We have a serious problem in Pennsylvania. We have a lot of bad roads. Twenty-seven percent of our roads in Pennsylvania are rated by the Bureau of Transportation Statistics as mediocre to poor. I see the Presiding Officer from Georgia. We have 27.1 percent of our roads rated mediocre to poor. Georgia has .2 percent rated mediocre to poor. Georgia, under this bill, receives a 30-percent increase. We receive a 15-percent increase. The Senator from Georgia just happens to be in the Chair, and I just wanted to point that out because it is a pretty big contrast.

The Senator from Georgia has fought hard for his State, and he is a donor State, so I know he believes he deserves more. He has fought very hard and, obviously, very effectively to make sure his State has been treated, in his mind, and I am sure in the minds of the people of Georgia, more equitably.

But I would make the argument that States around the perimeter of America really do benefit from States such as Pennsylvania, Ohio, Indiana, and the States through the middle part of the country that have to carry all this traffic to and from the border regions. That is why, if you look at the formula, most of the States that do not do well under these formulas are border States. Again, the reason is they do not have to carry the passthrough traffic, particularly the heavy traffic that we in Pennsylvania have to carry. In addition, they do not have the weather problems and the topography problems and a whole host of other problems that we have to deal with. Forty-two percent of our bridges in Pennsylvania are structurally deficient or obsolete. We have serious problems.

So when I came here last year and opposed the bill last year, I did so because of the concern I had about the way my State was being treated. I am grateful, again, to the chairman for his effort to bring Pennsylvania into some semblance of equity. I thank him for that. I thank the chairman of the Banking Committee, Senator Shelby, for the work he has done with me on the Banking Committee on the transit piece. Transit is a very important piece of the transportation infrastructure of Pennsylvania. In Pennsylvania, for example, 70 percent of the cost of our transit system is provided for by the State. There are seven States that do not contribute anything to their transit systems. Twenty-eight States contribute less than what the Federal Government contributes to their transit systems.

So we made a major contribution in Pennsylvania to transit.

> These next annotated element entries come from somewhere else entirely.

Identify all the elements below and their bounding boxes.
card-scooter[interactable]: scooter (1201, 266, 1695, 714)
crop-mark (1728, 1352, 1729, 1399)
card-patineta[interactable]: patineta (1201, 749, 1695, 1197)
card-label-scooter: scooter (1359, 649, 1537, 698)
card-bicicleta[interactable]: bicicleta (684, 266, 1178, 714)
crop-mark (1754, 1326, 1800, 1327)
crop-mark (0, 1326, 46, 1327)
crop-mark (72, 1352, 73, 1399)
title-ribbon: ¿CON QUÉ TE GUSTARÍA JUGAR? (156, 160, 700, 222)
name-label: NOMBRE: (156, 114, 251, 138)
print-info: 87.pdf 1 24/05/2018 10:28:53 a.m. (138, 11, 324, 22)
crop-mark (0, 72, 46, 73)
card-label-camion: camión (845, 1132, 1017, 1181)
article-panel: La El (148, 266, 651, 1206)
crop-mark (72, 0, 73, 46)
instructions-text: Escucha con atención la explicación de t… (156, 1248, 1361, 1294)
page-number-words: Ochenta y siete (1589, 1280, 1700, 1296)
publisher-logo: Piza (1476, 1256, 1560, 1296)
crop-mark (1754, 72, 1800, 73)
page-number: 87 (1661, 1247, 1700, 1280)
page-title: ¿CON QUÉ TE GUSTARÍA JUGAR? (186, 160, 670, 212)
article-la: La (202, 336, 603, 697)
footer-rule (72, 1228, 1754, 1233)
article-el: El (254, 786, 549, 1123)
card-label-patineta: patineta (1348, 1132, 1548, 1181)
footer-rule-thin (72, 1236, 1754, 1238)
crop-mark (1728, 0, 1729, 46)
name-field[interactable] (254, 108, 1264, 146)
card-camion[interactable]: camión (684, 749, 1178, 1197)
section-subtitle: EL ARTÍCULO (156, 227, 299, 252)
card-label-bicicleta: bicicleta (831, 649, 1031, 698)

I thank the chairman of the Banking Committee, Senator Shelby, for making sure Pennsylvania is treated fairly under this legislation.

One final point I would like to make. I see my colleague from Ohio is here. He probably can make a similar argument about the passthrough traffic that goes through Ohio.

I thank the chairman for his effort on the Job Access and Reverse Commute Program. There is a 73-percent increase over TEA-21. This is a piece of legislation that we were able to get into TEA-21. It has been a very important program for a lot of our innercities to be able to get to jobs out in the suburban ring where job development is certainly faster than it is in the core innercities. This transportation program has proven, at least in my State--in Pittsburgh and Philadelphia in particular, and Harrisburg and other places--to be a very important project, to be able to increase the number of employed in the core urban areas with better quality jobs, and the availability of a better life. So I thank the chairman for his increase, and I certainly hope he will hold that increase in conference.

With that, Mr. President, I yield the floor.